Especially when child support is pending, some people mistakenly think they can avoid paying support, or avoid the other parent seeking visitation, if one parent surrenders parental rights. Because parents have legal duties to their children, and because various rights as next of kin flow from parents, there are very few occasions when “giving up” parental rights is legally possible. Courts are extremely hesitant to legally erase a parent from a child’s life unless there is another adult stepping up to legally assume that role. Making sure the parent is in fact the parent (maternity and/or paternity and/or legitimation) is a legal determination, and this article assumes these designations have been made.

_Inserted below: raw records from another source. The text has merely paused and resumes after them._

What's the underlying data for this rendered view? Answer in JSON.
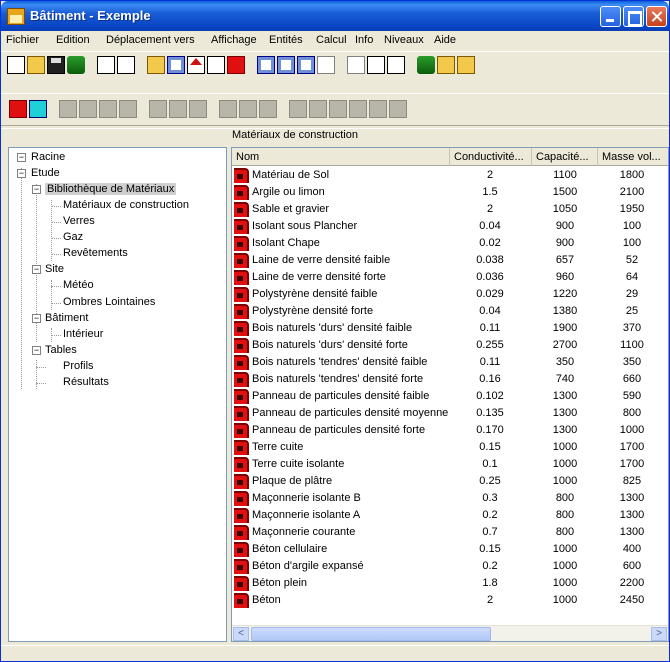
{
  "window": {
    "title": "Bâtiment - Exemple"
  },
  "menu": [
    "Fichier",
    "Edition",
    "Déplacement vers",
    "Affichage",
    "Entités",
    "Calcul",
    "Info",
    "Niveaux",
    "Aide"
  ],
  "tree": {
    "root": "Racine",
    "etude": "Etude",
    "bibliotheque": "Bibliothèque de Matériaux",
    "materiaux": "Matériaux de construction",
    "verres": "Verres",
    "gaz": "Gaz",
    "revetements": "Revêtements",
    "site": "Site",
    "meteo": "Météo",
    "ombres": "Ombres Lointaines",
    "batiment": "Bâtiment",
    "interieur": "Intérieur",
    "tables": "Tables",
    "profils": "Profils",
    "resultats": "Résultats"
  },
  "list": {
    "caption": "Matériaux de construction",
    "columns": [
      "Nom",
      "Conductivité...",
      "Capacité...",
      "Masse vol..."
    ],
    "rows": [
      [
        "Matériau de Sol",
        "2",
        "1100",
        "1800"
      ],
      [
        "Argile ou limon",
        "1.5",
        "1500",
        "2100"
      ],
      [
        "Sable et gravier",
        "2",
        "1050",
        "1950"
      ],
      [
        "Isolant sous Plancher",
        "0.04",
        "900",
        "100"
      ],
      [
        "Isolant Chape",
        "0.02",
        "900",
        "100"
      ],
      [
        "Laine de verre densité faible",
        "0.038",
        "657",
        "52"
      ],
      [
        "Laine de verre densité forte",
        "0.036",
        "960",
        "64"
      ],
      [
        "Polystyrène densité faible",
        "0.029",
        "1220",
        "29"
      ],
      [
        "Polystyrène densité forte",
        "0.04",
        "1380",
        "25"
      ],
      [
        "Bois naturels 'durs' densité faible",
        "0.11",
        "1900",
        "370"
      ],
      [
        "Bois naturels 'durs' densité forte",
        "0.255",
        "2700",
        "1100"
      ],
      [
        "Bois naturels 'tendres' densité faible",
        "0.11",
        "350",
        "350"
      ],
      [
        "Bois naturels 'tendres' densité forte",
        "0.16",
        "740",
        "660"
      ],
      [
        "Panneau de particules densité faible",
        "0.102",
        "1300",
        "590"
      ],
      [
        "Panneau de particules densité moyenne",
        "0.135",
        "1300",
        "800"
      ],
      [
        "Panneau de particules densité forte",
        "0.170",
        "1300",
        "1000"
      ],
      [
        "Terre cuite",
        "0.15",
        "1000",
        "1700"
      ],
      [
        "Terre cuite isolante",
        "0.1",
        "1000",
        "1700"
      ],
      [
        "Plaque de plâtre",
        "0.25",
        "1000",
        "825"
      ],
      [
        "Maçonnerie isolante B",
        "0.3",
        "800",
        "1300"
      ],
      [
        "Maçonnerie isolante A",
        "0.2",
        "800",
        "1300"
      ],
      [
        "Maçonnerie courante",
        "0.7",
        "800",
        "1300"
      ],
      [
        "Béton cellulaire",
        "0.15",
        "1000",
        "400"
      ],
      [
        "Béton d'argile expansé",
        "0.2",
        "1000",
        "600"
      ],
      [
        "Béton plein",
        "1.8",
        "1000",
        "2200"
      ],
      [
        "Béton",
        "2",
        "1000",
        "2450"
      ]
    ]
  },
  "scroll": {
    "left": "<",
    "right": ">"
  },
  "tree_expanders": {
    "expanded": "−"
  }
}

Duties and Rights of Parents
Parents naturally have constitutionally protected rights to the care and custody of their children. So long as they meet their basic responsibilities as parents, the state has little say about their parenting so long as the children are adequately cared for and safe. Parents have a legal obligation to support children or pay child support but there are other legal benefits to which children are entitled. Children, both natural and adopted, have rights such as social security death benefits, military benefits rights, and legal claims for wrongful death of parents in appropriate cases, and inheritance rights, to name a few. Children have legal benefits from a parent even if that parent fails to pay child support or is a parent in name only.
How Are Rights Given Up?
Choosing not to pursue visitation with your child is quite different from surrendering your legal rights as a parent. One example of surrendering parental rights is found in North Carolina’s safe surrender laws, for infants seven days old or younger. Parents who would otherwise abandon an infant are given legal protection from criminal prosecution if they leave the infant with an appropriate agency or individual, such as a social worker, law enforcement officer, or an emergency medical service worker. NC Gen. Stat. 7B-500 et seq.
A parent can give legal consent to allow the NC Department of Social Services (DSS) to facilitate an adoption by a step-parent if the other parent has remarried and he or she desires to adopt, or adoption by a third-party. The state then assigns new parents who legally assume the rights and duties of parents. If only one parent consents to an adoption, it becomes a complicated legal matter beyond the scope of this article.
When a parent is unable or unwilling to appropriately parent a child, DSS will independently initiate legal proceedings to protect a child. When DSS becomes the legal custodian of a child, parents are typically given access to resources to assist them, such as substance abuse treatment. If the assistance is not accepted or the parents cannot or will not parent the child, the state (or a third-party) may initiate legal action called “termination of parental rights.” If the parental rights are terminated, DSS will often clear the child for adoption.